Now, the problem above this one, whose demonstration nearly drove me crazy, states that if $G$, not necessarily finite, has a finite number of conjugate for a $p$-Sylow, than all the $p$-Sylow are conjugate. Thus if in the problem I proposed I manage to show that there is a $p$-Sylow with a finite orbit under conjugation, I'm done.
The problem is that I should prove it using elementary tools (the only thing I managed to find relevant is a post on MO concerning higher level results); that said, this is the only thing I could come up with:
Let $S_0$ be the set of all the "linearly independent" (in the sense that no element can be expressed only using the other ones) elements of $G$ whose order is a power of $p$. Now let $S$ be the subgroup of $G$ generated by all the $s_i$'s of $S_0$. Now if let's say $s_1$ and $s_2$ generate a $p$-Sylow, then there can't be no $s_j$ in $S_0$ so that $\langle s_1,s_2,s_i \rangle$ is a p-group as that would mean that $\langle s_1,s_2 \rangle$ is not maximal.
Another idea was to work with conjugation on either $S$ or $S_0$, but as they're infinite I don't know how to procede
The fact is that I could show that the result is true in $S$, but I'm not sure that's true (I'm quite sure it's false), or I could work in some way in $S$ and then jumping back on $G$
Best Answer
Proposition Let 𝐺 be a locally finite group with a finite Sylow $p$-subgroup. Then all the Sylow $p$-subgroups of $G$ are finite and conjugate.

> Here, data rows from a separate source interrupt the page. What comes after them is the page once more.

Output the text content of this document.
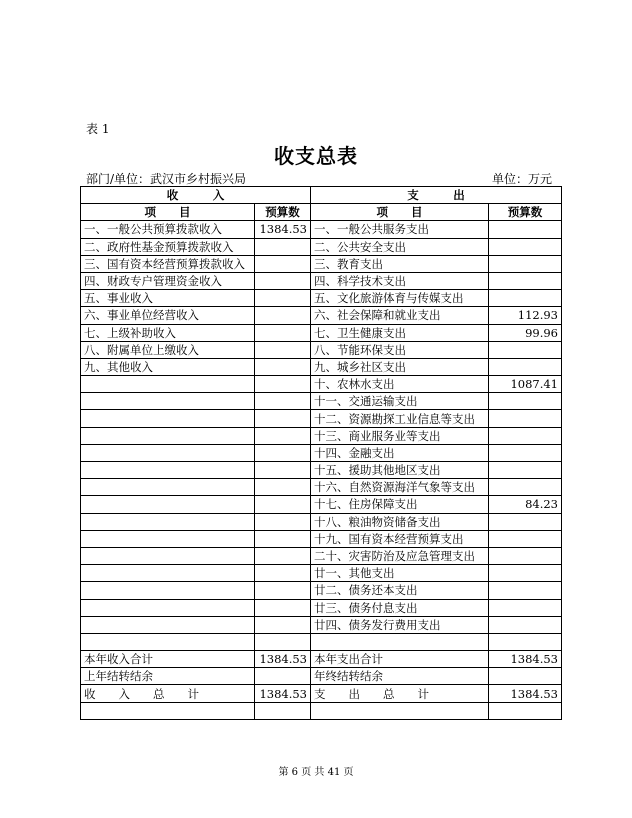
表 1
收支总表
部门/单位：武汉市乡村振兴局	单位：万元
收　　　入		支　　　出	
项　　目	预算数	项　　目	预算数
一、一般公共预算拨款收入	1384.53	一、一般公共服务支出	
二、政府性基金预算拨款收入		二、公共安全支出	
三、国有资本经营预算拨款收入		三、教育支出	
四、财政专户管理资金收入		四、科学技术支出	
五、事业收入		五、文化旅游体育与传媒支出	
六、事业单位经营收入		六、社会保障和就业支出	112.93
七、上级补助收入		七、卫生健康支出	99.96
八、附属单位上缴收入		八、节能环保支出	
九、其他收入		九、城乡社区支出	
		十、农林水支出	1087.41
		十一、交通运输支出	
		十二、资源勘探工业信息等支出	
		十三、商业服务业等支出	
		十四、金融支出	
		十五、援助其他地区支出	
		十六、自然资源海洋气象等支出	
		十七、住房保障支出	84.23
		十八、粮油物资储备支出	
		十九、国有资本经营预算支出	
		二十、灾害防治及应急管理支出	
		廿一、其他支出	
		廿二、债务还本支出	
		廿三、债务付息支出	
		廿四、债务发行费用支出	

本年收入合计	1384.53	本年支出合计	1384.53
上年结转结余		年终结转结余	
收　　入　　总　　计	1384.53	支　　出　　总　　计	1384.53

第 6 页 共 41 页
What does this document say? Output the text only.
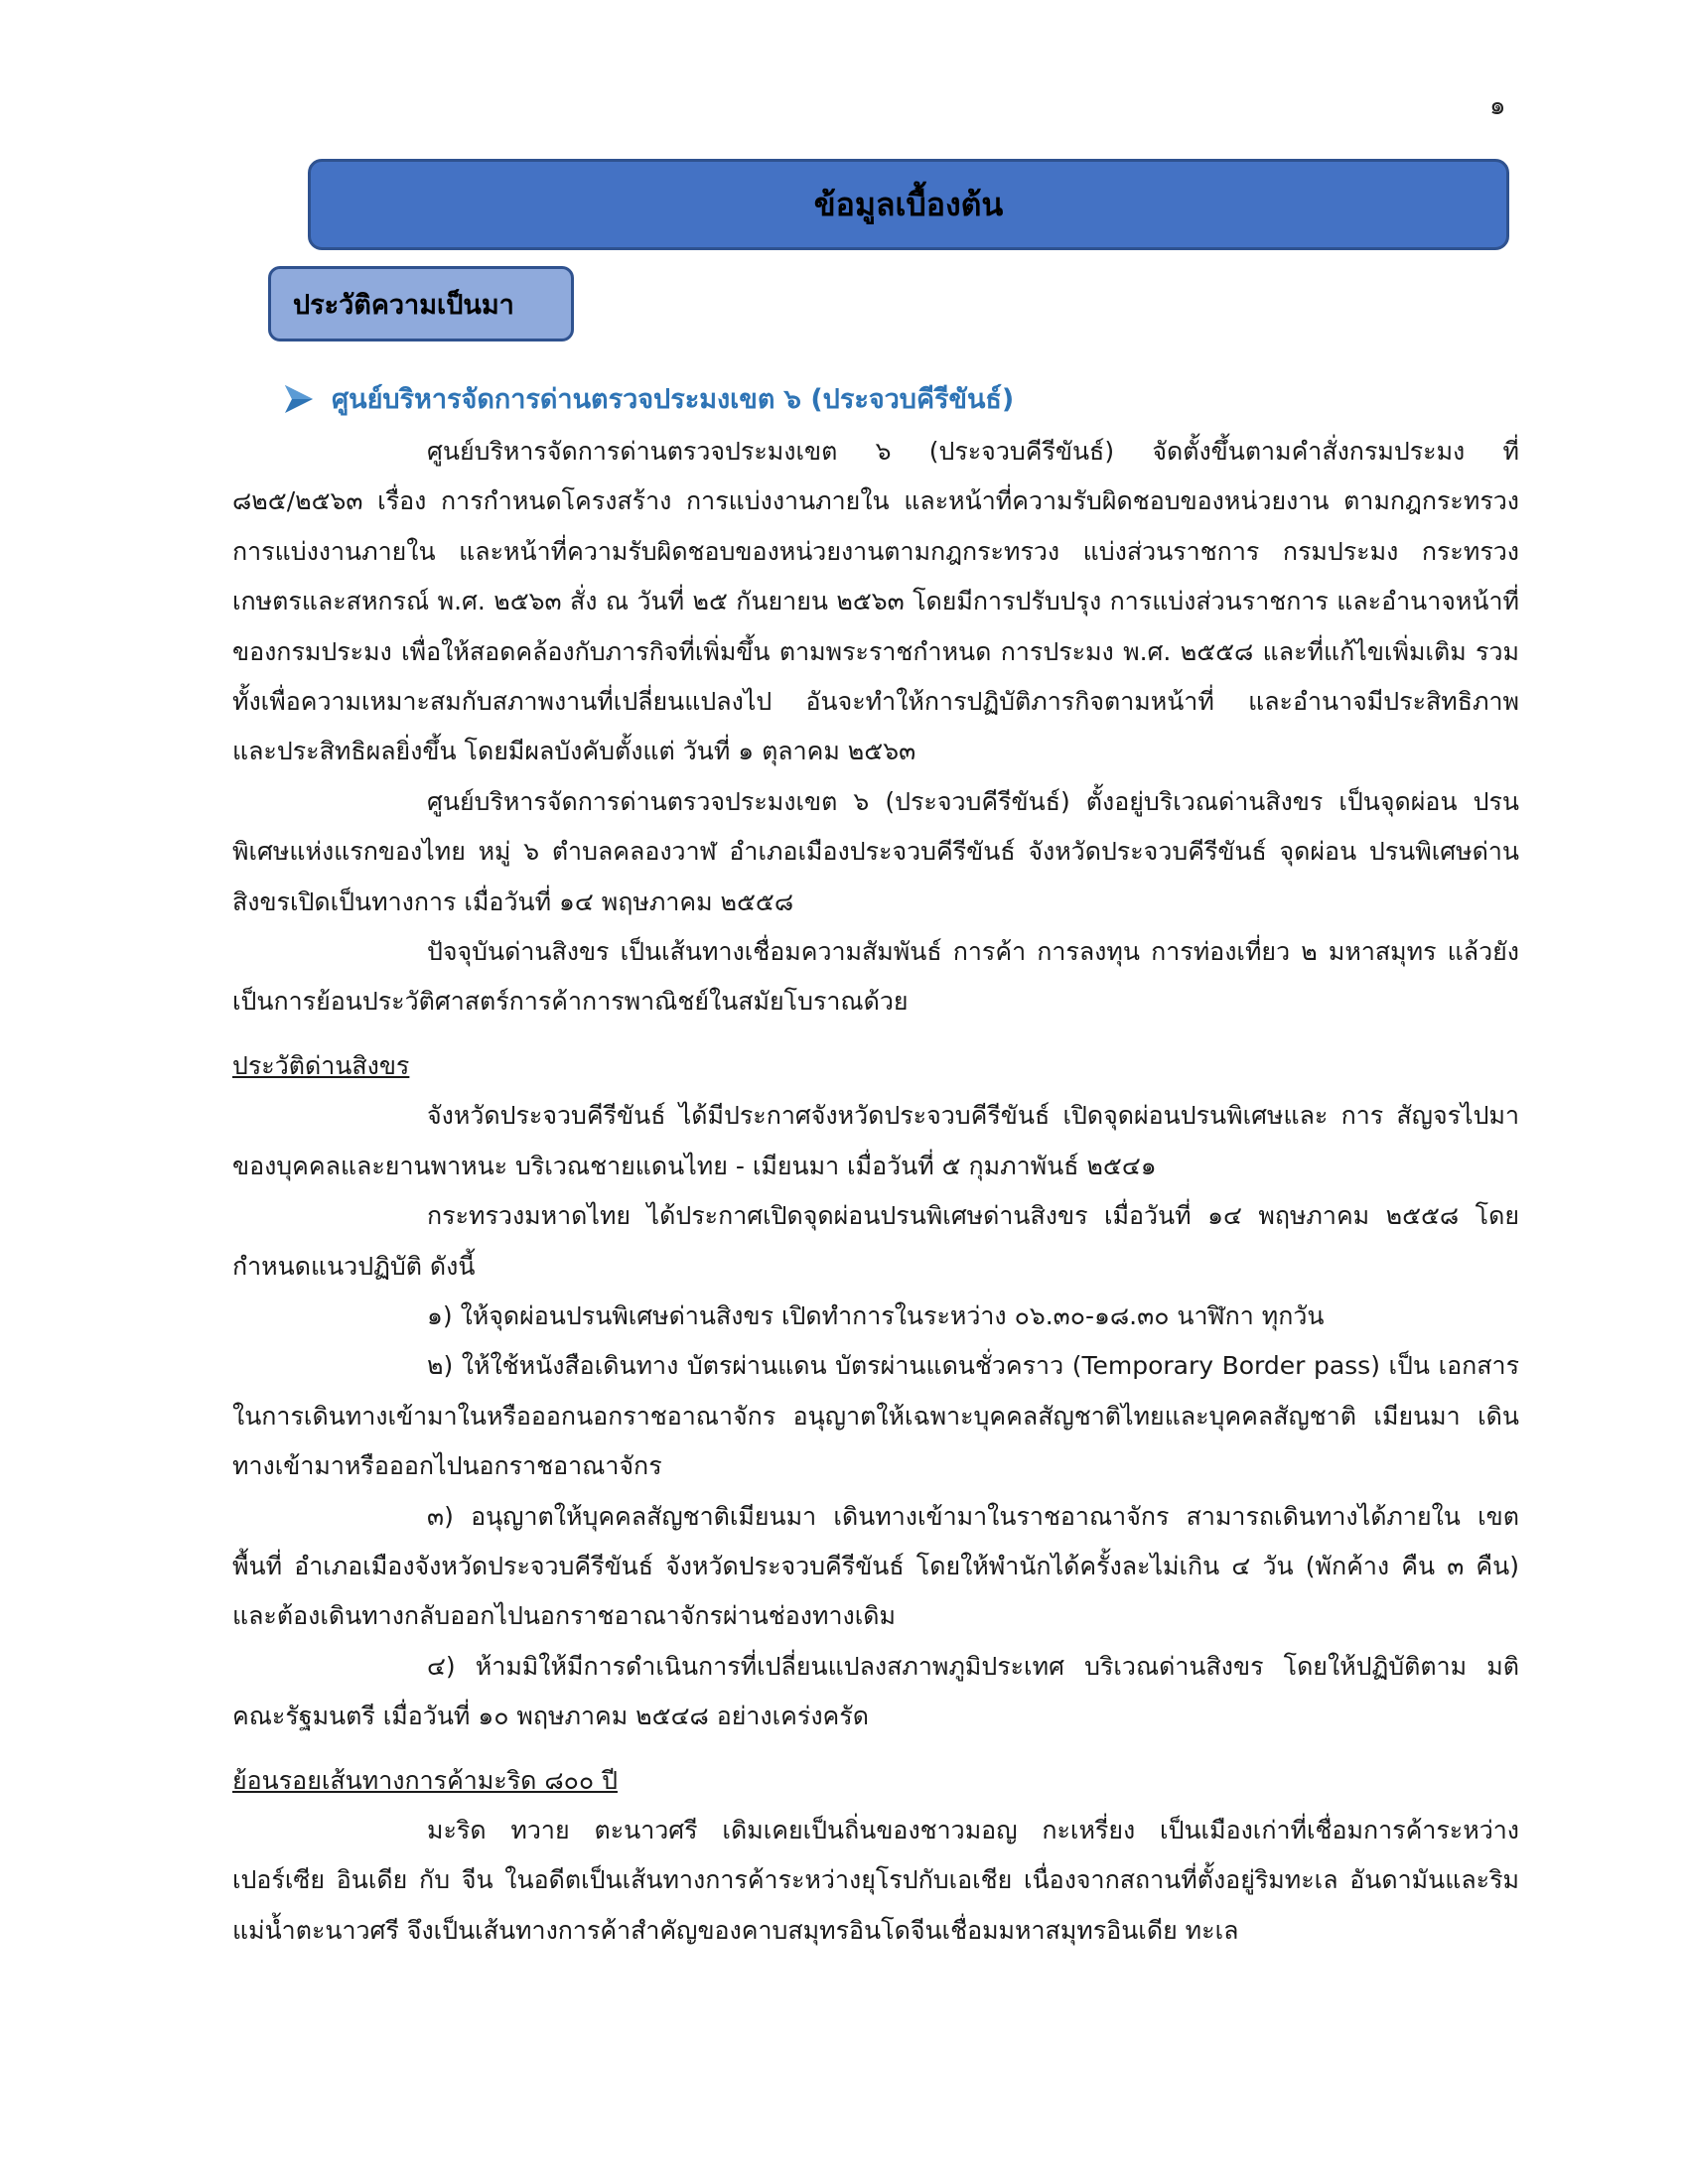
๑
ข้อมูลเบื้องต้น
ประวัติความเป็นมา
ศูนย์บริหารจัดการด่านตรวจประมงเขต ๖ (ประจวบคีรีขันธ์)

ศูนย์บริหารจัดการด่านตรวจประมงเขต ๖ (ประจวบคีรีขันธ์) จัดตั้งขึ้นตามคำสั่งกรมประมง ที่ ๘๒๕/๒๕๖๓ เรื่อง การกำหนดโครงสร้าง การแบ่งงานภายใน และหน้าที่ความรับผิดชอบของหน่วยงาน ตามกฎกระทรวง การแบ่งงานภายใน และหน้าที่ความรับผิดชอบของหน่วยงานตามกฎกระทรวง แบ่งส่วนราชการ กรมประมง กระทรวงเกษตรและสหกรณ์ พ.ศ. ๒๕๖๓ สั่ง ณ วันที่ ๒๕ กันยายน ๒๕๖๓ โดยมีการปรับปรุง การแบ่งส่วนราชการ และอำนาจหน้าที่ของกรมประมง เพื่อให้สอดคล้องกับภารกิจที่เพิ่มขึ้น ตามพระราชกำหนด การประมง พ.ศ. ๒๕๕๘ และที่แก้ไขเพิ่มเติม รวมทั้งเพื่อความเหมาะสมกับสภาพงานที่เปลี่ยนแปลงไป อันจะทำให้การปฏิบัติภารกิจตามหน้าที่ และอำนาจมีประสิทธิภาพ และประสิทธิผลยิ่งขึ้น โดยมีผลบังคับตั้งแต่ วันที่ ๑ ตุลาคม ๒๕๖๓

ศูนย์บริหารจัดการด่านตรวจประมงเขต ๖ (ประจวบคีรีขันธ์) ตั้งอยู่บริเวณด่านสิงขร เป็นจุดผ่อน ปรนพิเศษแห่งแรกของไทย หมู่ ๖ ตำบลคลองวาฬ อำเภอเมืองประจวบคีรีขันธ์ จังหวัดประจวบคีรีขันธ์ จุดผ่อน ปรนพิเศษด่านสิงขรเปิดเป็นทางการ เมื่อวันที่ ๑๔ พฤษภาคม ๒๕๕๘

ปัจจุบันด่านสิงขร เป็นเส้นทางเชื่อมความสัมพันธ์ การค้า การลงทุน การท่องเที่ยว ๒ มหาสมุทร แล้วยังเป็นการย้อนประวัติศาสตร์การค้าการพาณิชย์ในสมัยโบราณด้วย

ประวัติด่านสิงขร

จังหวัดประจวบคีรีขันธ์ ได้มีประกาศจังหวัดประจวบคีรีขันธ์ เปิดจุดผ่อนปรนพิเศษและ การ สัญจรไปมาของบุคคลและยานพาหนะ บริเวณชายแดนไทย - เมียนมา เมื่อวันที่ ๕ กุมภาพันธ์ ๒๕๔๑

กระทรวงมหาดไทย ได้ประกาศเปิดจุดผ่อนปรนพิเศษด่านสิงขร เมื่อวันที่ ๑๔ พฤษภาคม ๒๕๕๘ โดยกำหนดแนวปฏิบัติ ดังนี้

๑) ให้จุดผ่อนปรนพิเศษด่านสิงขร เปิดทำการในระหว่าง ๐๖.๓๐-๑๘.๓๐ นาฬิกา ทุกวัน

๒) ให้ใช้หนังสือเดินทาง บัตรผ่านแดน บัตรผ่านแดนชั่วคราว (Temporary Border pass) เป็น เอกสารในการเดินทางเข้ามาในหรือออกนอกราชอาณาจักร อนุญาตให้เฉพาะบุคคลสัญชาติไทยและบุคคลสัญชาติ เมียนมา เดินทางเข้ามาหรือออกไปนอกราชอาณาจักร

๓) อนุญาตให้บุคคลสัญชาติเมียนมา เดินทางเข้ามาในราชอาณาจักร สามารถเดินทางได้ภายใน เขตพื้นที่ อำเภอเมืองจังหวัดประจวบคีรีขันธ์ จังหวัดประจวบคีรีขันธ์ โดยให้พำนักได้ครั้งละไม่เกิน ๔ วัน (พักค้าง คืน ๓ คืน) และต้องเดินทางกลับออกไปนอกราชอาณาจักรผ่านช่องทางเดิม

๔) ห้ามมิให้มีการดำเนินการที่เปลี่ยนแปลงสภาพภูมิประเทศ บริเวณด่านสิงขร โดยให้ปฏิบัติตาม มติคณะรัฐมนตรี เมื่อวันที่ ๑๐ พฤษภาคม ๒๕๔๘ อย่างเคร่งครัด

ย้อนรอยเส้นทางการค้ามะริด ๘๐๐ ปี

มะริด ทวาย ตะนาวศรี เดิมเคยเป็นถิ่นของชาวมอญ กะเหรี่ยง เป็นเมืองเก่าที่เชื่อมการค้าระหว่าง เปอร์เซีย อินเดีย กับ จีน ในอดีตเป็นเส้นทางการค้าระหว่างยุโรปกับเอเชีย เนื่องจากสถานที่ตั้งอยู่ริมทะเล อันดามันและริมแม่น้ำตะนาวศรี จึงเป็นเส้นทางการค้าสำคัญของคาบสมุทรอินโดจีนเชื่อมมหาสมุทรอินเดีย ทะเล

Proof Let $P$ be an arbitrary finite $p$-subgroup of $G$ and $S$ the given finite Sylow $p$-subgroup. Since $G$ is locally finite, $H=\langle P,S \rangle$ is finite. Of course, $S$ is a Sylow $p$-subgroup of $H$, hence $P$ must be contained in some ($H$-)conjugate of $S$. Hence $|P| \leq |S|$ and, by definition (in the infinite case as a maximal $p$-subgroup), the order of any $p$-subgroup of $G$ cannot be larger than $|S|$. It follows that any Sylow $p$-subgroup must be finite. And the above reasoning shows that in fact any Sylow $p$-subgroup of $G$ must be conjugate to $S$.